Perez had barely finished his last sentence when McKane raised his hand and began to stand and wave, trying to speak.

Perez and Fuchs entered the secure dungeon with McKane for a few moments and returned to tell the judge their client would not be testifying.

Strauch ended the argument by showing a video of the attack on the bailiff after their guilty verdict, then posted the transcript of an audio recording taken by Saharia Peillett-Hill, the mother of McKane’s son, who testified that McKane told her, “I’m going to kill you,” as he grabbed the wheel as she drove with their son in the car.
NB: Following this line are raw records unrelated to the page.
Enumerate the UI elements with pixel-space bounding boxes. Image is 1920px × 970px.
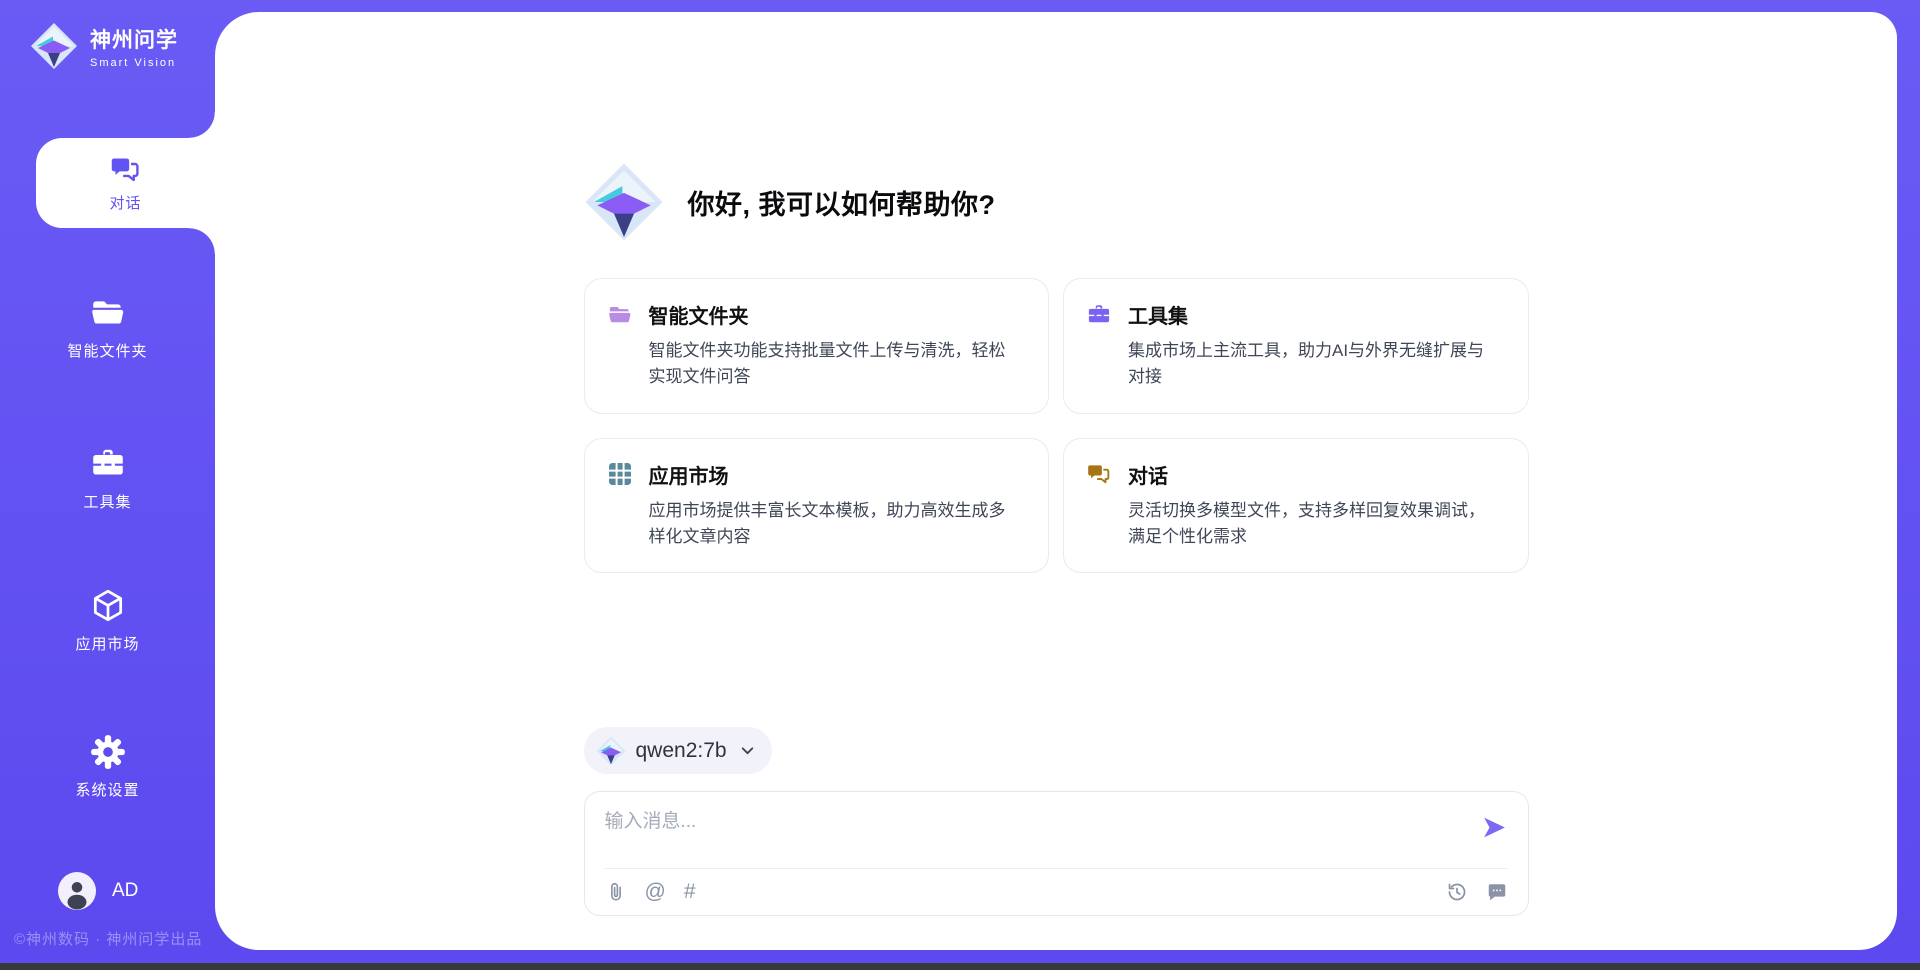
greeting: 你好, 我可以如何帮助你? <box>584 162 1529 242</box>
tab-fillet-bottom <box>189 228 215 254</box>
app-window: 神州问学 Smart Vision 对话 <box>0 0 1920 970</box>
greeting-title: 你好, 我可以如何帮助你? <box>688 183 996 222</box>
card-title: 对话 <box>1128 460 1168 489</box>
model-logo-icon <box>596 736 626 766</box>
at-icon[interactable]: @ <box>645 881 666 903</box>
sidebar-item-label: 对话 <box>109 192 141 213</box>
send-icon[interactable] <box>1481 814 1508 841</box>
app-logo-icon <box>584 162 664 242</box>
card-title: 应用市场 <box>649 460 729 489</box>
history-icon[interactable] <box>1446 881 1468 903</box>
sidebar-item-label: 应用市场 <box>75 633 139 654</box>
paperclip-icon[interactable] <box>605 881 627 903</box>
sidebar-item-smart-folder[interactable]: 智能文件夹 <box>0 287 215 367</box>
window-bottom-edge <box>0 963 1920 970</box>
model-selector[interactable]: qwen2:7b <box>584 727 772 774</box>
gear-icon <box>89 733 127 771</box>
message-icon[interactable] <box>1486 881 1508 903</box>
grid-icon <box>607 461 633 487</box>
sidebar-item-settings[interactable]: 系统设置 <box>0 726 215 806</box>
card-chat[interactable]: 对话 灵活切换多模型文件，支持多样回复效果调试，满足个性化需求 <box>1063 438 1529 574</box>
card-description: 应用市场提供丰富长文本模板，助力高效生成多样化文章内容 <box>649 498 1017 551</box>
feature-cards: 智能文件夹 智能文件夹功能支持批量文件上传与清洗，轻松实现文件问答 <box>584 278 1529 573</box>
sidebar-item-label: 系统设置 <box>75 779 139 800</box>
card-description: 灵活切换多模型文件，支持多样回复效果调试，满足个性化需求 <box>1128 498 1496 551</box>
chat-icon <box>1086 461 1112 487</box>
folder-icon <box>607 302 633 328</box>
chevron-down-icon <box>739 742 756 759</box>
card-smart-folder[interactable]: 智能文件夹 智能文件夹功能支持批量文件上传与清洗，轻松实现文件问答 <box>584 278 1050 414</box>
folder-icon <box>89 294 127 332</box>
card-title: 工具集 <box>1128 300 1188 329</box>
brand-subtitle: Smart Vision <box>90 57 178 69</box>
cube-icon <box>89 587 127 625</box>
user-initials: AD <box>112 880 138 902</box>
sidebar-item-app-market[interactable]: 应用市场 <box>0 580 215 660</box>
tab-fillet-top <box>189 112 215 138</box>
card-toolset[interactable]: 工具集 集成市场上主流工具，助力AI与外界无缝扩展与对接 <box>1063 278 1529 414</box>
brand-logo-icon <box>30 20 78 72</box>
copyright: ©神州数码 · 神州问学出品 <box>14 928 214 949</box>
toolbox-icon <box>1086 302 1112 328</box>
message-input[interactable] <box>605 806 1425 860</box>
main-panel: 你好, 我可以如何帮助你? 智能文件夹 智能文件夹功能支持批量文件上传与清洗，轻… <box>215 12 1897 950</box>
toolbox-icon <box>89 445 127 483</box>
user-profile[interactable]: AD <box>58 872 138 910</box>
sidebar-item-label: 智能文件夹 <box>67 340 147 361</box>
model-name: qwen2:7b <box>636 739 727 763</box>
message-input-box: @ # <box>584 791 1529 916</box>
brand-name: 神州问学 <box>90 24 178 54</box>
card-description: 智能文件夹功能支持批量文件上传与清洗，轻松实现文件问答 <box>649 338 1017 391</box>
card-app-market[interactable]: 应用市场 应用市场提供丰富长文本模板，助力高效生成多样化文章内容 <box>584 438 1050 574</box>
sidebar: 神州问学 Smart Vision 对话 <box>0 0 215 970</box>
card-description: 集成市场上主流工具，助力AI与外界无缝扩展与对接 <box>1128 338 1496 391</box>
chat-icon <box>109 153 142 186</box>
brand: 神州问学 Smart Vision <box>30 20 178 72</box>
sidebar-item-chat[interactable]: 对话 <box>36 138 215 228</box>
avatar <box>58 872 96 910</box>
sidebar-item-label: 工具集 <box>83 491 131 512</box>
card-title: 智能文件夹 <box>649 300 749 329</box>
hash-icon[interactable]: # <box>684 881 696 903</box>
sidebar-item-toolset[interactable]: 工具集 <box>0 438 215 518</box>
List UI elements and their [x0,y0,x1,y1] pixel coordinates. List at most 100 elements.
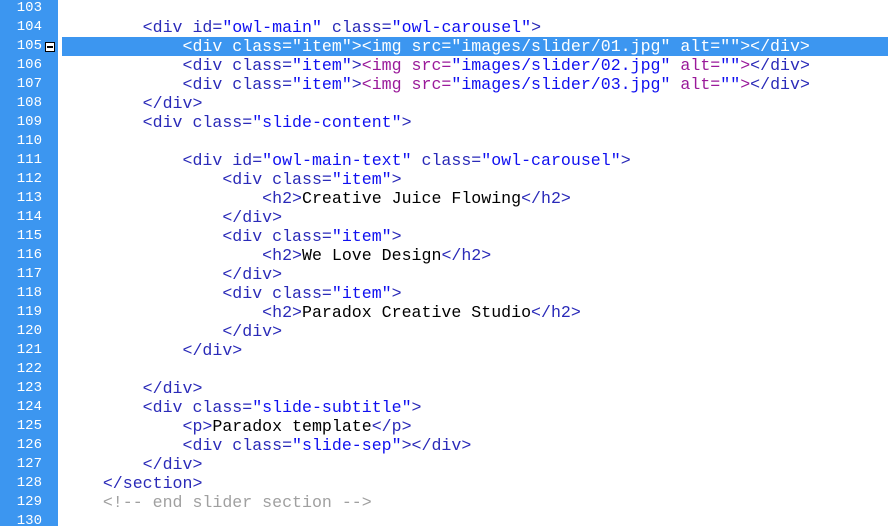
line-number: 128 [16,475,42,491]
code-token: </h2> [521,189,571,208]
line-number: 111 [16,152,42,168]
code-token: "owl-carousel" [481,151,621,170]
code-token: </div> [222,322,283,341]
line-number: 107 [16,76,42,92]
code-token: > [351,56,362,75]
code-line[interactable]: 130 [0,512,888,531]
code-token: > [351,75,362,94]
code-line[interactable]: 110 [0,132,888,151]
code-token: "owl-carousel" [391,18,532,37]
code-text: <div class="item"><img src="images/slide… [63,75,888,94]
code-token: > [391,284,402,303]
code-editor[interactable]: 103 104 <div id="owl-main" class="owl-car… [0,0,888,531]
code-line[interactable]: 128 </section> [0,474,888,493]
code-line[interactable]: 121 </div> [0,341,888,360]
line-number: 116 [16,247,42,263]
code-line[interactable]: 122 [0,360,888,379]
code-token: Paradox template [212,417,372,436]
code-token: <img src= [361,56,452,75]
code-line[interactable]: 112 <div class="item"> [0,170,888,189]
code-token: "item" [292,75,352,94]
code-text: <div class="slide-subtitle"> [63,398,888,417]
code-line[interactable]: 107 <div class="item"><img src="images/s… [0,75,888,94]
code-token: We Love Design [302,246,442,265]
code-text: <h2>Creative Juice Flowing</h2> [63,189,888,208]
code-token: <p> [182,417,213,436]
line-number: 110 [16,133,42,149]
code-token: </div> [142,94,203,113]
code-token: > [391,170,402,189]
code-line[interactable]: 120 </div> [0,322,888,341]
code-line[interactable]: 103 [0,0,888,18]
code-line[interactable]: 124 <div class="slide-subtitle"> [0,398,888,417]
code-line[interactable]: 129 <!-- end slider section --> [0,493,888,512]
code-text: <div id="owl-main" class="owl-carousel"> [63,18,888,37]
code-token: "slide-sep" [292,436,402,455]
code-token: "" [720,37,741,56]
line-number: 112 [16,171,42,187]
code-line[interactable]: 111 <div id="owl-main-text" class="owl-c… [0,151,888,170]
code-line[interactable]: 117 </div> [0,265,888,284]
code-token: <div class= [142,113,253,132]
code-text: </div> [63,322,888,341]
code-token: <h2> [262,189,303,208]
code-token: <div class= [222,227,332,246]
code-line[interactable]: 104 <div id="owl-main" class="owl-carous… [0,18,888,37]
line-number: 115 [16,228,42,244]
code-token: > [411,398,422,417]
line-number: 109 [16,114,42,130]
code-token: > [401,113,412,132]
code-line[interactable]: 105 <div class="item"><img src="images/s… [0,37,888,56]
code-line[interactable]: 127 </div> [0,455,888,474]
code-line[interactable]: 125 <p>Paradox template</p> [0,417,888,436]
code-text: </section> [63,474,888,493]
code-token: <div id= [182,151,263,170]
code-token: "" [720,75,741,94]
code-line[interactable]: 114 </div> [0,208,888,227]
code-line[interactable]: 115 <div class="item"> [0,227,888,246]
code-line[interactable]: 108 </div> [0,94,888,113]
code-text: </div> [63,341,888,360]
code-token: </h2> [441,246,492,265]
line-number: 127 [16,456,42,472]
code-token: class= [321,18,392,37]
code-token: <div class= [182,37,293,56]
code-token: ><img src= [351,37,452,56]
code-token: </p> [371,417,412,436]
line-number: 120 [16,323,42,339]
code-token: <div class= [182,75,293,94]
code-line[interactable]: 126 <div class="slide-sep"></div> [0,436,888,455]
code-line[interactable]: 113 <h2>Creative Juice Flowing</h2> [0,189,888,208]
line-number: 118 [16,285,42,301]
code-line[interactable]: 106 <div class="item"><img src="images/s… [0,56,888,75]
code-line[interactable]: 123 </div> [0,379,888,398]
code-token: alt= [670,37,721,56]
code-token: > [620,151,631,170]
code-line[interactable]: 118 <div class="item"> [0,284,888,303]
code-line[interactable]: 116 <h2>We Love Design</h2> [0,246,888,265]
fold-collapse-icon[interactable] [45,42,55,52]
line-number: 103 [16,0,42,16]
code-token: ></div> [740,37,810,56]
code-line[interactable]: 119 <h2>Paradox Creative Studio</h2> [0,303,888,322]
code-token: </div> [750,75,810,94]
code-line[interactable]: 109 <div class="slide-content"> [0,113,888,132]
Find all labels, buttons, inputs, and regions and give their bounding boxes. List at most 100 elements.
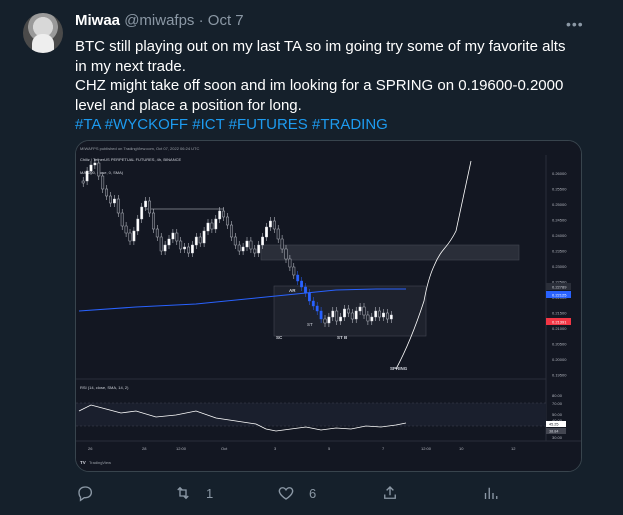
candle: [124, 225, 128, 234]
share-button[interactable]: [381, 484, 399, 502]
reply-button[interactable]: [76, 484, 94, 502]
candle: [366, 314, 370, 322]
price-tick: 0.24500: [552, 218, 567, 223]
candle: [276, 228, 280, 240]
candle: [265, 226, 268, 238]
candle: [319, 310, 323, 320]
candle: [132, 230, 136, 242]
symbol-line: Chiliz / TetherUS PERPETUAL FUTURES, 4h,…: [80, 157, 181, 162]
candle: [261, 236, 264, 246]
price-tick: 0.20500: [552, 342, 567, 347]
candle: [179, 240, 183, 250]
tweet-line: CHZ might take off soon and im looking f…: [75, 77, 564, 94]
price-tick: 0.25000: [552, 202, 567, 207]
annotation-sc: SC: [276, 335, 283, 340]
candle: [190, 244, 194, 254]
candle: [296, 274, 300, 282]
ellipsis-icon[interactable]: •••: [566, 16, 584, 32]
candle: [155, 228, 159, 238]
price-tick: 0.24000: [552, 233, 567, 238]
time-tick: 26: [88, 446, 93, 451]
candle: [218, 210, 222, 220]
like-count: 6: [309, 485, 317, 501]
candle: [226, 216, 229, 226]
candle: [148, 200, 151, 214]
candle: [97, 162, 101, 177]
candle: [386, 312, 389, 320]
retweet-count: 1: [206, 485, 214, 501]
author-handle[interactable]: @miwafps: [124, 12, 194, 29]
candle: [280, 238, 284, 250]
hashtags[interactable]: #TA #WYCKOFF #ICT #FUTURES #TRADING: [75, 115, 595, 135]
candle: [89, 164, 93, 172]
candle: [343, 308, 346, 318]
time-tick: 10: [459, 446, 464, 451]
candle: [105, 188, 108, 197]
candle: [120, 212, 124, 227]
price-tick: 0.20000: [552, 357, 567, 362]
candle: [187, 246, 190, 254]
candle: [358, 306, 362, 312]
like-button[interactable]: 6: [277, 484, 316, 502]
candle: [335, 310, 339, 322]
candle: [288, 258, 292, 268]
candle: [151, 212, 155, 230]
tradingview-chart: MIWAFPS published on TradingView.com, Oc…: [76, 141, 581, 471]
tweet-header: Miwaa @miwafps · Oct 7: [75, 12, 244, 30]
candle: [245, 240, 249, 248]
candle: [85, 170, 89, 182]
rsi-tick: 80.00: [552, 393, 563, 398]
candle: [272, 220, 276, 230]
candle: [347, 308, 350, 314]
tweet-text: BTC still playing out on my last TA so i…: [75, 37, 595, 135]
chart-image[interactable]: MIWAFPS published on TradingView.com, Oc…: [75, 140, 582, 472]
price-tick: 0.21500: [552, 311, 567, 316]
time-tick: 12: [511, 446, 516, 451]
candle: [378, 310, 381, 318]
candle: [175, 232, 179, 242]
candle: [113, 198, 116, 204]
action-bar: 1 6: [0, 478, 623, 508]
heart-icon: [278, 487, 294, 500]
rsi-tick: 30.00: [552, 435, 563, 440]
tweet[interactable]: Miwaa @miwafps · Oct 7 ••• BTC still pla…: [0, 0, 623, 515]
candle: [374, 310, 378, 318]
candle: [167, 238, 171, 246]
candle: [249, 240, 253, 250]
avatar[interactable]: [23, 13, 63, 53]
candle: [144, 200, 148, 208]
candle: [292, 266, 296, 276]
candle: [140, 206, 144, 220]
author-name[interactable]: Miwaa: [75, 12, 120, 29]
tweet-line: in my next trade.: [75, 57, 186, 75]
candle: [198, 236, 202, 244]
candle: [257, 244, 261, 254]
retweet-button[interactable]: 1: [174, 484, 213, 502]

She then showed a video taken from Marconi’s patrol vehicle that showed the officer being shot – once in the left cheek, as he grabbed her face, then McKane’s left arm to a few inches from his head with the second hit.

“This defendant targeted him because of his uniform,” Strauch told the jury. “He feels justified in what he has done because the system has wronged him.”

Strauch showed clips of McKane’s interview after his arrest just 28 hours after the shooting, in which he denied more than a dozen times that he shot Marconi.

Once he admitted to shooting the officer, McKane was reluctant to express regret.

“I mean I apologize to the police and family, but something in my heart does not allow me to apologize,” he said in the video. “I wanted the police station to feel the burn I felt in my heart.”